Condition deep-dive · 6 min read

Adult acne — supplement adjuncts to dermatological care

Updated 2026-05-12 · Reviewed by SupplementScore editors · No sponsorships

Adult acne — persistent or new-onset acne in patients over their early 20s — is increasingly common, particularly in women, and often hormonally influenced. The medical mainstays (topical retinoids, benzoyl peroxide, topical antibiotics, hormonal therapy in women, oral isotretinoin for severe disease) produce clearance rates no supplement matches. Supplements come in as targeted adjuncts: zinc (with the most direct trial support), omega-3 for inflammatory subtypes, and dietary-pattern modification for high-glycaemic-load triggers. The framework is adjunct to dermatology care, not a replacement.

Read this first. Persistent adult acne, particularly with cystic or scarring lesions, deserves dermatology evaluation. New-onset acne in adult women with hirsutism, irregular cycles, or weight gain should prompt PCOS evaluation.
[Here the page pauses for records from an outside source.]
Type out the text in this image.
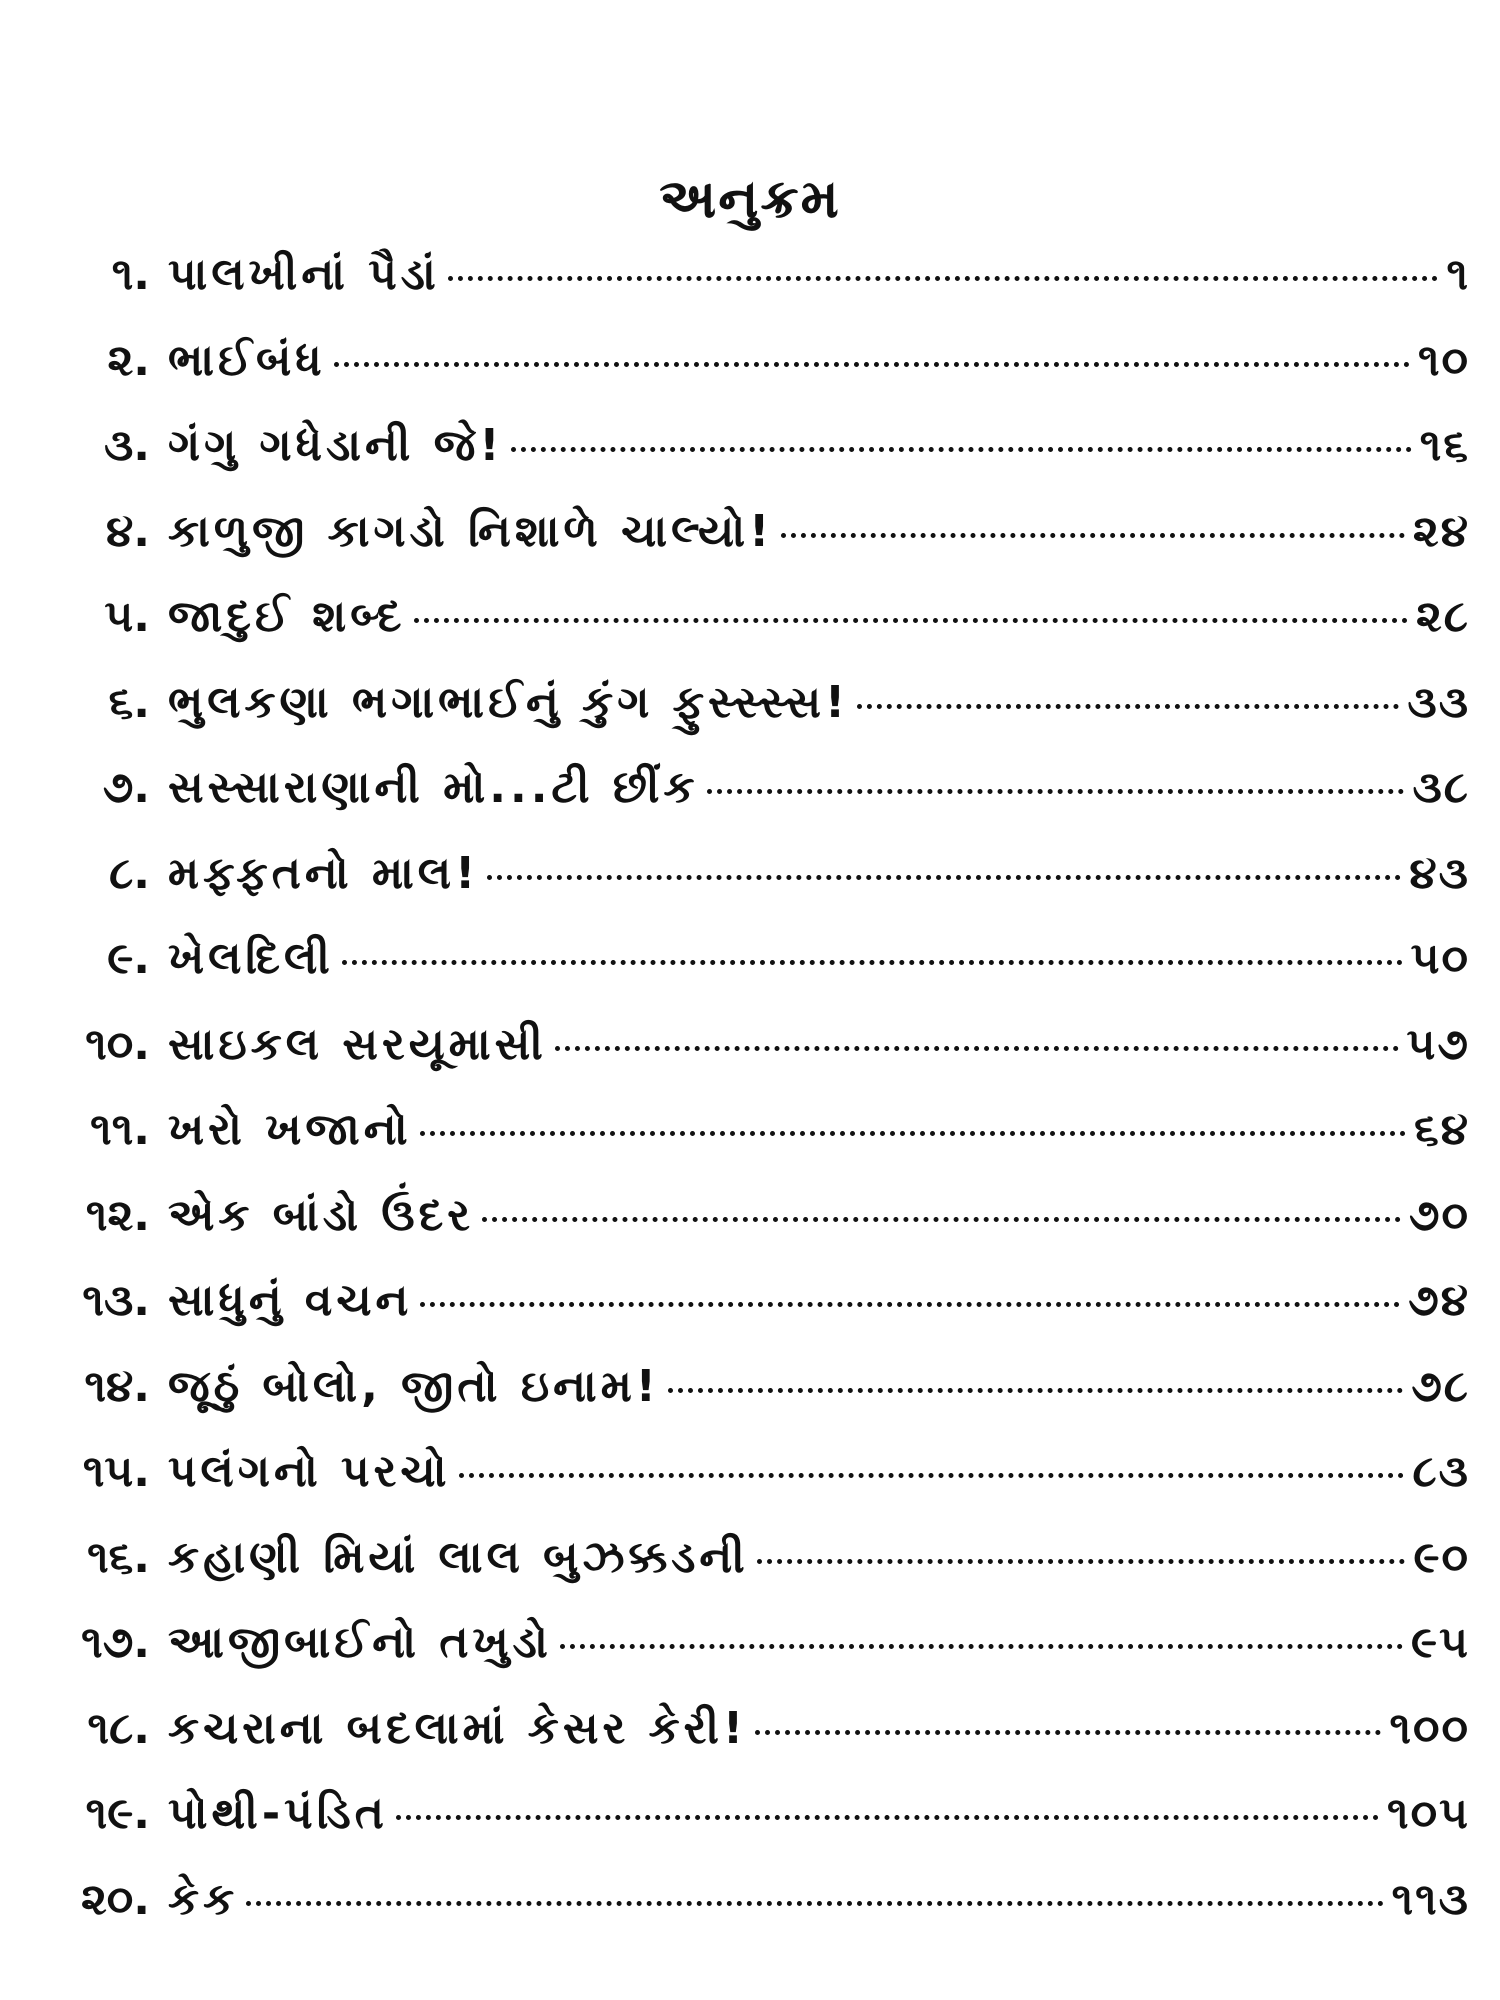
અનુક્રમ
૧. પાલખીનાં પૈડાં	૧
૨. ભાઈબંધ	૧૦
૩. ગંગુ ગધેડાની જે!	૧૬
૪. કાળુજી કાગડો નિશાળે ચાલ્યો!	૨૪
૫. જાદુઈ શબ્દ	૨૮
૬. ભુલકણા ભગાભાઈનું કુંગ ફુસ્સ્સ્સ!	૩૩
૭. સસ્સારાણાની મો...ટી છીંક	૩૮
૮. મફ્ફતનો માલ!	૪૩
૯. ખેલદિલી	૫૦
૧૦. સાઇકલ સરયૂમાસી	૫૭
૧૧. ખરો ખજાનો	૬૪
૧૨. એક બાંડો ઉંદર	૭૦
૧૩. સાધુનું વચન	૭૪
૧૪. જૂઠું બોલો, જીતો ઇનામ!	૭૮
૧૫. પલંગનો પરચો	૮૩
૧૬. કહાણી મિયાં લાલ બુઝક્કડની	૯૦
૧૭. આજીબાઈનો તખુડો	૯૫
૧૮. કચરાના બદલામાં કેસર કેરી!	૧૦૦
૧૯. પોથી-પંડિત	૧૦૫
૨૦. કેક	૧૧૩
Self-treatment with supplements alone in moderate-to-severe disease delays effective treatment and risks scarring.

Supplement adjuncts with mechanism and trial signals

Tier 1 evidence (within supplements) · Best-evidenced supplement for acne

Zinc (gluconate or picolinate)

30 mg elemental zinc/day for 8–12 weeks; cap at 40 mg/day total; reassess and consider copper 1–2 mg/day on chronic use

Zinc gluconate at 30 mg/day has shown non-inferiority to minocycline for inflammatory acne in multiple trials (Dreno 2001). Mechanism likely involves anti-inflammatory and antibacterial effects on Cutibacterium acnes. Picolinate is preferred in dermatology trials. Trial period 8–12 weeks; long-term use requires copper supplementation to prevent depletion.

Tier 2 evidence · For inflammatory acne subtypes

Omega-3 (EPA/DHA)

1–3 g EPA+DHA daily with meals; choose third-party-tested form

Several small RCTs show modest improvements in inflammatory acne lesion counts with high-dose omega-3 supplementation. Mechanism via reduced inflammatory eicosanoid production. Effect size smaller than topical retinoids but useful as adjunct, particularly in inflammatory-dominant disease.

Tier 2 evidence · For users with low-grade insulin resistance / PCOS overlap

Myo-inositol (with or without D-chiro-inositol)

2 g myo-inositol twice daily for 12+ weeks; 40:1 myo:DCI ratio in some PCOS protocols

For acne in adult women with concurrent PCOS, insulin resistance, or hyperandrogenism, myo-inositol improves the insulin-resistance metabolic substrate and modestly reduces androgen-mediated acne. Not first-line for acne alone; appropriate when metabolic features are present.

Tier 3 evidence · For users with Demodex-associated or fungal-overlap acneform eruptions

Selected probiotic strains

Lactobacillus / Bifidobacterium multi-strain formula for 8–12 weeks; reassess

Small studies suggest selected probiotic strains may reduce inflammatory acne lesion counts, possibly via gut-skin axis effects. Evidence is preliminary; reasonable adjunct in users with concurrent gut symptoms.

Tier 3 evidence · Where deficient

Vitamin D3 (to a target)

Test 25-OH-D and supplement to 30–50 ng/mL; typical maintenance 1,000–2,000 IU/day

Observational associations between low vitamin D and acne severity exist; trial evidence for direct supplementation effect is limited. Test and correct deficiency rather than empirical megadosing.

What to skip — supplements commonly marketed for acne that don't deliver

The dietary layer with real signal

The dermatology layer that dominates everything

Practical quick-start. Coordinate the dermatology protocol — topical retinoid + BPO is first-line. Add zinc 30 mg/day for 8–12 weeks as the highest-evidence supplement adjunct. Consider omega-3 1–2 g EPA+DHA daily for inflammatory subtypes. Adopt a low-glycaemic-load eating pattern. Trial removing skim milk and whey if acne persists despite optimised dermatology care. Get evaluation for PCOS / hormonal drivers in adult women with new-onset or persistent acne plus other hyperandrogen features.

What to track

Lesion count and severity (IGA — Investigator Global Assessment) at baseline and follow-up. Photos at standardised lighting and distance. For users with hormonal features: cycle history, total/free testosterone, DHEAS, SHBG, 17-OH-progesterone (with prescriber). For users on isotretinoin: monthly liver function, lipid panel, pregnancy testing per iPLEDGE protocol. For users on chronic zinc above 30 mg/day: serum copper at 6 months.